Le “decorazioni rosse” stagionali si aprono con una magnifica versione di un brano di William Bell Every Day Will Be Like A Holiday, una ballata “soul” con tanto di coretti in puro stile “Stax”, per poi passare ai classici sempiterni, una Santa Baby (ascoltate anche la versione originale di Eartha Kitt) rifatta in chiave blues, e una White Christmas cantata in modo celestiale dalla nostra “amica”, e  quindi omaggiare una grande cantautrice come Carole King con la sua nota Home Again, pescata dal famosissimo e pluridecorato Tapestry (71). Le confezioni natalizie contengono un altro “standard” come  Jingle Bells, rivoltato come un calzino dall’arrangiamento della Marshall, a cui fanno seguito una sofferta Little Things A Lot , una Blue Christmas di Billy Hayes riletta in chiave ovattata e “jazzy”, per poi rispolverare un’altra grande canzone “stagionale” come River di Joni Mitchell (questa la trovate sul mitico Blue) in una versione pianistica da brividi, e chiudere con l’inedito Deck The Halls, Y’All (firmato da tutti i componenti della band), dove Susan sperimenta nuovi percorsi sonori.

Susan Marshall in tutti questi anni, si è costruita una dignitosa carriera indipendente nell’ambito del sottobosco musicale americano, confermandosi una straordinaria cantante tra le più brave e versatili attualmente in circolazione (siamo in zona Beth Hart https://www.youtube.com/watch?v=jjYc2TIGBxE , Dana Fuchs e Grace Potter), con una voce chiara e potente, doti che la fanno apprezzare come “vocalist” dagli addetti ai lavori e dagli amanti della buona musica.

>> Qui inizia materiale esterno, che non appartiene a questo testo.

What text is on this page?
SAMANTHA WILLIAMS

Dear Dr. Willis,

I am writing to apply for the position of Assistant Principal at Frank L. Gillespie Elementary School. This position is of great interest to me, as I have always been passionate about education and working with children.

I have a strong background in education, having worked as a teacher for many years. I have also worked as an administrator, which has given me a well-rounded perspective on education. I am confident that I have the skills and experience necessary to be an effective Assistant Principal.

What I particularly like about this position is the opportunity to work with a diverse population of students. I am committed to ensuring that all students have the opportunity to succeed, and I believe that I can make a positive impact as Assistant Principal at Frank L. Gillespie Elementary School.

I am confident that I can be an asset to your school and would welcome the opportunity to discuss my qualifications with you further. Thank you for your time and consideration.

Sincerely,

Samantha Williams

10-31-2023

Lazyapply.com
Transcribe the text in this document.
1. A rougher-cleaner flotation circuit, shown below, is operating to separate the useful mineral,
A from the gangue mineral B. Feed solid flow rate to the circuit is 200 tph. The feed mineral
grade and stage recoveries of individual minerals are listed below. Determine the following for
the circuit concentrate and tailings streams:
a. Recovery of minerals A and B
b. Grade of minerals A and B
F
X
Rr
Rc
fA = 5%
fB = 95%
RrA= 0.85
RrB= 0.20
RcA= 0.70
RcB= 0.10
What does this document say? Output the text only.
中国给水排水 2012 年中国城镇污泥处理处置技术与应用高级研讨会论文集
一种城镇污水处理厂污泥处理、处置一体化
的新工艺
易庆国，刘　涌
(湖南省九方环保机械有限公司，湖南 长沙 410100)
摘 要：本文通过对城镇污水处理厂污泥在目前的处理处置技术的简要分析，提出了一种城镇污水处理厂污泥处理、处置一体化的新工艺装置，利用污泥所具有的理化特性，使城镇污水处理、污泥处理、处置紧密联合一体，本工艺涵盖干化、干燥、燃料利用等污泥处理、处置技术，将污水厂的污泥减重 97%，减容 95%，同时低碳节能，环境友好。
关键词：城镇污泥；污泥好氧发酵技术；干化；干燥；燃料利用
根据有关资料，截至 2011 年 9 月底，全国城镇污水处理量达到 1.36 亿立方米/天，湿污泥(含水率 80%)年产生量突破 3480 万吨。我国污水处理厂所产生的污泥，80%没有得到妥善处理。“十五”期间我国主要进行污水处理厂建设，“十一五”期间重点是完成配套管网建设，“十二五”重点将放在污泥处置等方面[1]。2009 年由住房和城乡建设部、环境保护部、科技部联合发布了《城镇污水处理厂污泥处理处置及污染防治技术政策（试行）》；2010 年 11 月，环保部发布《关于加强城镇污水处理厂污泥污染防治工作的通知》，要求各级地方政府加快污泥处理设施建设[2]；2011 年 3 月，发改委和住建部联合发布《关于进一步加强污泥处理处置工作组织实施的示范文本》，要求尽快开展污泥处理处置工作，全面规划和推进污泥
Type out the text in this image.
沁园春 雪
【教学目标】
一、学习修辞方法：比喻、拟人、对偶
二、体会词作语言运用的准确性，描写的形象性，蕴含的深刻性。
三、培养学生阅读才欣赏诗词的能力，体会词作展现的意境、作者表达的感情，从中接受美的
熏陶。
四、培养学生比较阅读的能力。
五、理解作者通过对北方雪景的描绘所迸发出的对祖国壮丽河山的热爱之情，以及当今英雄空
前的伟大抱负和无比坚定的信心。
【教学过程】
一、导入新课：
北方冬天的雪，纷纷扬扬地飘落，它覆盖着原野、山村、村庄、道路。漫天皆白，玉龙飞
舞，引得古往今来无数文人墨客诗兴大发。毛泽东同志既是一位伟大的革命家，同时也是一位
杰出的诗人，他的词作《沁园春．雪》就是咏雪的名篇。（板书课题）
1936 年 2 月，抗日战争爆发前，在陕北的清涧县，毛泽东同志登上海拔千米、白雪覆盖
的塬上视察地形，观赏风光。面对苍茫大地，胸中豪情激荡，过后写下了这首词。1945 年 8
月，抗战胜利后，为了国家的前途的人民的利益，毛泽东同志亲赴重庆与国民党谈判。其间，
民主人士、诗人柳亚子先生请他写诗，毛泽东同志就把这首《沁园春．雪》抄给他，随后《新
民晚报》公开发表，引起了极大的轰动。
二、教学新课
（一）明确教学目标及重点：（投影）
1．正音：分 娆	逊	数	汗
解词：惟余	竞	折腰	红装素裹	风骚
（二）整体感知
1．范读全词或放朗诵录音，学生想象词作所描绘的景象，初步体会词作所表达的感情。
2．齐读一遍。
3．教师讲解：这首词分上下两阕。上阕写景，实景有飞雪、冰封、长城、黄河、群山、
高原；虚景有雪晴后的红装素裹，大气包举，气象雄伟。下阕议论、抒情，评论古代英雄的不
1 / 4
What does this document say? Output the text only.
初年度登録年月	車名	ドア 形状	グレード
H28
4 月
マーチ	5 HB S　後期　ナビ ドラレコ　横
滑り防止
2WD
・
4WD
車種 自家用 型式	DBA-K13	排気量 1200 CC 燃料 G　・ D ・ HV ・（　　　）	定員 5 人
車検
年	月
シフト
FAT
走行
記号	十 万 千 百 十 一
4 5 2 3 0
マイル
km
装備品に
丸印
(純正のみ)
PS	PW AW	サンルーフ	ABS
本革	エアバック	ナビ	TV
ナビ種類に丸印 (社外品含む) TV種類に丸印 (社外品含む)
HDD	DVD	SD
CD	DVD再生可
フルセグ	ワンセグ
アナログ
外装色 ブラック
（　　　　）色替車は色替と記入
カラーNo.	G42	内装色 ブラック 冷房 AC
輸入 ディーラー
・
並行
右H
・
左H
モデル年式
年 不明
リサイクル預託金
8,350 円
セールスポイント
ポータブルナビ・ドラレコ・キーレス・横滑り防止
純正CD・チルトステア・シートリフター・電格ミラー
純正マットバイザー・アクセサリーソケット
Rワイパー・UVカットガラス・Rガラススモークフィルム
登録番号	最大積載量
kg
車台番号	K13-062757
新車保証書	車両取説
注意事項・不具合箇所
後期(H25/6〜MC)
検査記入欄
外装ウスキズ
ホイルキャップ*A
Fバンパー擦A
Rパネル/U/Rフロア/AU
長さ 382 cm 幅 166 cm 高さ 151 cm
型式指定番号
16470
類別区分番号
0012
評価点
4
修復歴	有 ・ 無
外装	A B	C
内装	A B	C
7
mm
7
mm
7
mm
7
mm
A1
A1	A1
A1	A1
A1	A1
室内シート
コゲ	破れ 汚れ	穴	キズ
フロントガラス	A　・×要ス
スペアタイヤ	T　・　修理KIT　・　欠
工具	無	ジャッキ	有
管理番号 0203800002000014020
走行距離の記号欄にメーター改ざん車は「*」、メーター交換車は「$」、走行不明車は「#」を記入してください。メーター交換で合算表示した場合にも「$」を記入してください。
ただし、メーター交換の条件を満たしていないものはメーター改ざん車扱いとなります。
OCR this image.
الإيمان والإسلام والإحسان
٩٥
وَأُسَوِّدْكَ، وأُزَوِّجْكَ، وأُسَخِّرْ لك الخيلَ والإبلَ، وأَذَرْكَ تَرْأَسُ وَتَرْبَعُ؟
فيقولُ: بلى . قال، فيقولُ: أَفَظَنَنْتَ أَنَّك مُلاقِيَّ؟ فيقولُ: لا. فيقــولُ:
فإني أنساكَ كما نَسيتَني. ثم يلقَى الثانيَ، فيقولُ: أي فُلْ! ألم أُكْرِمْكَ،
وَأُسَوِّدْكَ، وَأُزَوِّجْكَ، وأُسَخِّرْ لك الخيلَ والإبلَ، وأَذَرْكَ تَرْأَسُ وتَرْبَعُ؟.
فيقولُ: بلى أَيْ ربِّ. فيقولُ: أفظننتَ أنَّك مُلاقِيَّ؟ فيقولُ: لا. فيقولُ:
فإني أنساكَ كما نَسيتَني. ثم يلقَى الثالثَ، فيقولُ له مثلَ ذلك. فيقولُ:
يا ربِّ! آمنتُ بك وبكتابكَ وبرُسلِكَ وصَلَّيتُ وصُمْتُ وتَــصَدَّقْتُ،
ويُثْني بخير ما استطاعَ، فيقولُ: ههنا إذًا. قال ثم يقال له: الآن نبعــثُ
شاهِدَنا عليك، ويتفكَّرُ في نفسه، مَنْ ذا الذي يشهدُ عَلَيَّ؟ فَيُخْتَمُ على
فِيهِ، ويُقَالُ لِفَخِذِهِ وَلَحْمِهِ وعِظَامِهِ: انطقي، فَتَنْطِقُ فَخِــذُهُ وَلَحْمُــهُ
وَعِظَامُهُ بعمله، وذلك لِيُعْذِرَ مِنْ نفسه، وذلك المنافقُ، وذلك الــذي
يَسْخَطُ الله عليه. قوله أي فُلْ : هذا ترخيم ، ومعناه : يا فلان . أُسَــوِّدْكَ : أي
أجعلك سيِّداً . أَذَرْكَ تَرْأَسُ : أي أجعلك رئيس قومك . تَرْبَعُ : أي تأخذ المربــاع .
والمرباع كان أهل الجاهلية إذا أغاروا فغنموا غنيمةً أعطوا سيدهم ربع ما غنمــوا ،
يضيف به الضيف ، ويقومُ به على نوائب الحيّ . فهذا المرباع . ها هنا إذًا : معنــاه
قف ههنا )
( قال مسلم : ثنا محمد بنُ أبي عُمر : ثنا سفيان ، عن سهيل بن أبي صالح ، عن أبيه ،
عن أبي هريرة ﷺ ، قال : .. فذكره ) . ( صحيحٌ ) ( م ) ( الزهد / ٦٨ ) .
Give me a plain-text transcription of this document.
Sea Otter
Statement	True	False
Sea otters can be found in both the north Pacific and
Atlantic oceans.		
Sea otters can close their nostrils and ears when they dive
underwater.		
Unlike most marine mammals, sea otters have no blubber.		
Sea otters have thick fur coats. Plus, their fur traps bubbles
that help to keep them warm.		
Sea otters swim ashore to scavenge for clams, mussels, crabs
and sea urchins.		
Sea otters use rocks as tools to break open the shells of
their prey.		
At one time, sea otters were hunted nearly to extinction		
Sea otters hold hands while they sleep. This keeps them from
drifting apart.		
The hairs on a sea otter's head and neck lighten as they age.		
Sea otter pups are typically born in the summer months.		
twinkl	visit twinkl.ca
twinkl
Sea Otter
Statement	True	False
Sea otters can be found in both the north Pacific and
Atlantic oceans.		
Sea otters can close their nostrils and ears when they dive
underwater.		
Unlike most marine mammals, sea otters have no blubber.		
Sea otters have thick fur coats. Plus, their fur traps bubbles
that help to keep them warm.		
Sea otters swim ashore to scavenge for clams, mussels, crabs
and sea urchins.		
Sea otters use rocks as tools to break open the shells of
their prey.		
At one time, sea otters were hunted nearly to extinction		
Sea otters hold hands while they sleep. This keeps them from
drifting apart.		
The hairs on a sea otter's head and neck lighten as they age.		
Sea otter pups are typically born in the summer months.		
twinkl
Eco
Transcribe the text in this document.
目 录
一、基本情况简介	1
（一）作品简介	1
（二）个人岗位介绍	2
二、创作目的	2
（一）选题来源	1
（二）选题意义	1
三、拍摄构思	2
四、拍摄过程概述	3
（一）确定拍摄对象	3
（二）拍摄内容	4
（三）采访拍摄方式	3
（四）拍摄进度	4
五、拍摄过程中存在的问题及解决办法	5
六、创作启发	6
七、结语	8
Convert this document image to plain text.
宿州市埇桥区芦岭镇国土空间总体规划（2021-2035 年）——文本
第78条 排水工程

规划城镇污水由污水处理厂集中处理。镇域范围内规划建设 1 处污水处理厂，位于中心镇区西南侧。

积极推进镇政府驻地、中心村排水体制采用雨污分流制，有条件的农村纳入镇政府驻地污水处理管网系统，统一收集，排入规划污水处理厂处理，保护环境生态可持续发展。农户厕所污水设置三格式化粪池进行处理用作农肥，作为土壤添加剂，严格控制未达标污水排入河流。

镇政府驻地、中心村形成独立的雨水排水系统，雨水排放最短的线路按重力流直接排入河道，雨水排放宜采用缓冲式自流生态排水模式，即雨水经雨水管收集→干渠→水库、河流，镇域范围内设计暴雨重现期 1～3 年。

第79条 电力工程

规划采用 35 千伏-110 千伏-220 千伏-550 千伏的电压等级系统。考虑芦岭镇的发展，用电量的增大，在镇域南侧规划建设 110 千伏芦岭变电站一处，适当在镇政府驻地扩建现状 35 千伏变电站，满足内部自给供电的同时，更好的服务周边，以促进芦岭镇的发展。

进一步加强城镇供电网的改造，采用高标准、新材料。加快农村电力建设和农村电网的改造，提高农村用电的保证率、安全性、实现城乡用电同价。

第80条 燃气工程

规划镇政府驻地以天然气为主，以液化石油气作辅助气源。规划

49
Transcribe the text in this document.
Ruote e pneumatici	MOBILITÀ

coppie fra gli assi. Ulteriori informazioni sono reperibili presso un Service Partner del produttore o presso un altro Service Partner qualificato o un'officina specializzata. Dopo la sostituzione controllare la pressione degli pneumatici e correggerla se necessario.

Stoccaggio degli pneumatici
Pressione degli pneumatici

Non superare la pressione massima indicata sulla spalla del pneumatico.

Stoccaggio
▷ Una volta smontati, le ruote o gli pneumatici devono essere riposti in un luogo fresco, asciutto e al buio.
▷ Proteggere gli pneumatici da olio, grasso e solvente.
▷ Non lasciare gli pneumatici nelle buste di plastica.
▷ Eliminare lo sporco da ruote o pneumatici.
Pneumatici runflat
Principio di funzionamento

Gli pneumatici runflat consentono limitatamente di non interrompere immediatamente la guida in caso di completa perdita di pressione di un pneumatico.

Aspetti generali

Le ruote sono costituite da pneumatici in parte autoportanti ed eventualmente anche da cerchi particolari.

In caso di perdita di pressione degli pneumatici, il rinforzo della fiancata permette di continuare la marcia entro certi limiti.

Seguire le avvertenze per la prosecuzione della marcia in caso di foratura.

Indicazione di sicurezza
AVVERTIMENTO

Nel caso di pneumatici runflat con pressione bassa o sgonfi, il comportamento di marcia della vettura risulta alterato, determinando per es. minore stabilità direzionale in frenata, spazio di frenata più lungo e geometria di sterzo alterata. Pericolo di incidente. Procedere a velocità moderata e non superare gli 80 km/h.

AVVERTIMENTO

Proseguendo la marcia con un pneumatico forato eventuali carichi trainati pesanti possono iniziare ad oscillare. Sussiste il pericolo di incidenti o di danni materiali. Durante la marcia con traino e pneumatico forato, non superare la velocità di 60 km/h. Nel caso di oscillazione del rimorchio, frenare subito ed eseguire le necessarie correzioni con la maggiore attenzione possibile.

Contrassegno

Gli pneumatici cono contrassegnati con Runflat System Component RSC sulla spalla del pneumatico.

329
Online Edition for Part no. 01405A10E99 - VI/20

Se ancora non conoscete questa signora, è giunto il momento di rimediare a questa lacuna. Oppure aspettate il prossimo Natale!

Tino Montanari

*NDT. Dopo Dana Fuchs e Susan Marshall, per chiudere il cerchio delle belle voci, a giorni sarà il turno di un’altra grande cantante, Shaun Murphy. Alla prossima!